I have an empathy for him, for a lot of people, that is hard to understand. When I received the news via text the witch-hunt began. "I always knew that something was wrong with him," was thrown around. I didn't. If I had I would have distanced myself from him. I try to make a habit of avoiding people who are sinister or at minimum have broad swaths of evil painted across their soul. I prefer to dabble in mischievous and the occasional misdemeanor. Felony is too far. Yet I understand, in a way, because I know that good people can do bad things for good reasons. Sometimes people aren't equipped to play the hand that they're dealt at all and choose to throw their cards away. I can't say that I blame them. The reaction is where I differ but I also feel like that is more to chance than any of us really care to admit. Apparently most of my wires connect to where they're supposed to which makes me laugh. If sanity were a horse race I would not put my own money down on Bret Londer. Things could be so very different though. When I'm confronted with a reminder like this I can't help but think back to what would have happened if I would've stood up in that restaurant and flipped the table like I wanted to. Or opened that second bottle of Evan Williams. Or skipped the meeting with the professor. Or, worse, what if I had just rolled with the punches, cramming it all down inside, rotting from the inside out. Some cosmic coin flip made all of those decisions for me. God knows I didn't. Any one different decision could have turned me to the paving stone path that led a couple of police officers to my door. I would have opened it and had that same rush of terror; that the upward trajectory of my life had just been cut short, that I had caused it, and that there was no way to fix it. Self-created helplessness. Real despair.
I feel bad for the victims. Even the most benign tornado ruins farmland and tears down trees. The land will never be the same but over time new plants will grow and the new trees will regain most of the height of their forebears. If I'm being honest my hurt for them doesn't outweigh my hurt for faces that are familiar and shamed.
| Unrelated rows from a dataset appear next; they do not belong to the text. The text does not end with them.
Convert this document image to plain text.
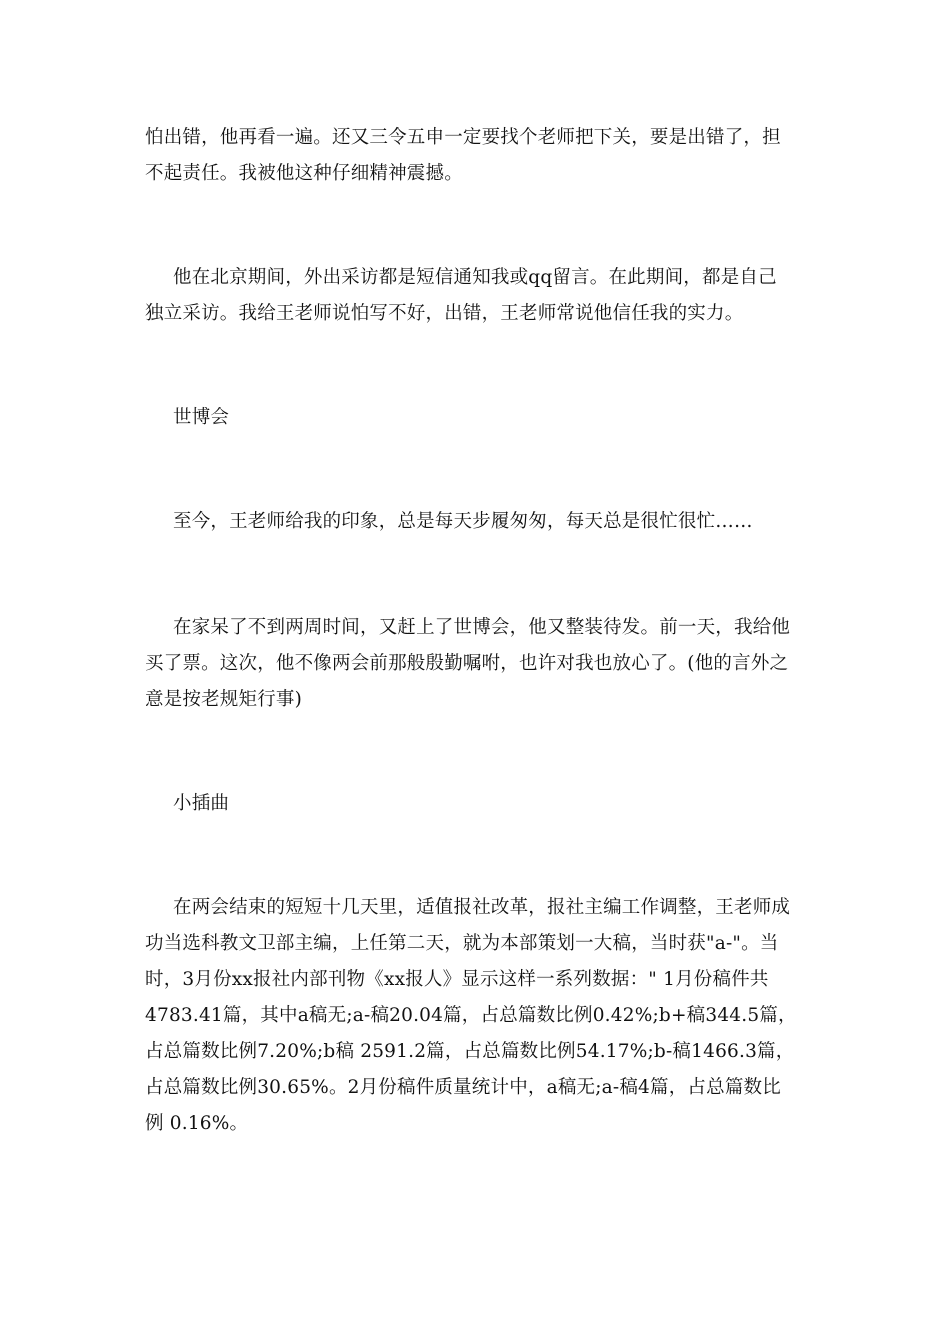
怕出错，他再看一遍。还又三令五申一定要找个老师把下关，要是出错了，担
不起责任。我被他这种仔细精神震撼。
他在北京期间，外出采访都是短信通知我或qq留言。在此期间，都是自己
独立采访。我给王老师说怕写不好，出错，王老师常说他信任我的实力。
世博会
至今，王老师给我的印象，总是每天步履匆匆，每天总是很忙很忙……
在家呆了不到两周时间，又赶上了世博会，他又整装待发。前一天，我给他
买了票。这次，他不像两会前那般殷勤嘱咐，也许对我也放心了。(他的言外之
意是按老规矩行事)
小插曲
在两会结束的短短十几天里，适值报社改革，报社主编工作调整，王老师成
功当选科教文卫部主编，上任第二天，就为本部策划一大稿，当时获"a-"。当
时，3月份xx报社内部刊物《xx报人》显示这样一系列数据：" 1月份稿件共
4783.41篇，其中a稿无;a-稿20.04篇，占总篇数比例0.42%;b+稿344.5篇，
占总篇数比例7.20%;b稿 2591.2篇，占总篇数比例54.17%;b-稿1466.3篇，
占总篇数比例30.65%。2月份稿件质量统计中，a稿无;a-稿4篇，占总篇数比
例 0.16%。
Other people's problems are never quite are as potent. It's harsh, but it's true. For my friend, I hope it's all an awful dream. I hope he was an unwitting participant in a game that he wasn't aware was occurring. Even if that turns out to be the case he'll always have that film of doubt and mistrust on him. Even in the best of scenarios, life will be a hike up a steep mountain made of mud. I hope that through all of it he discovers something about himself and meets fate head on. But in this moment he's dealing with reality one minute at a time, and these words are nothing more than bullshit.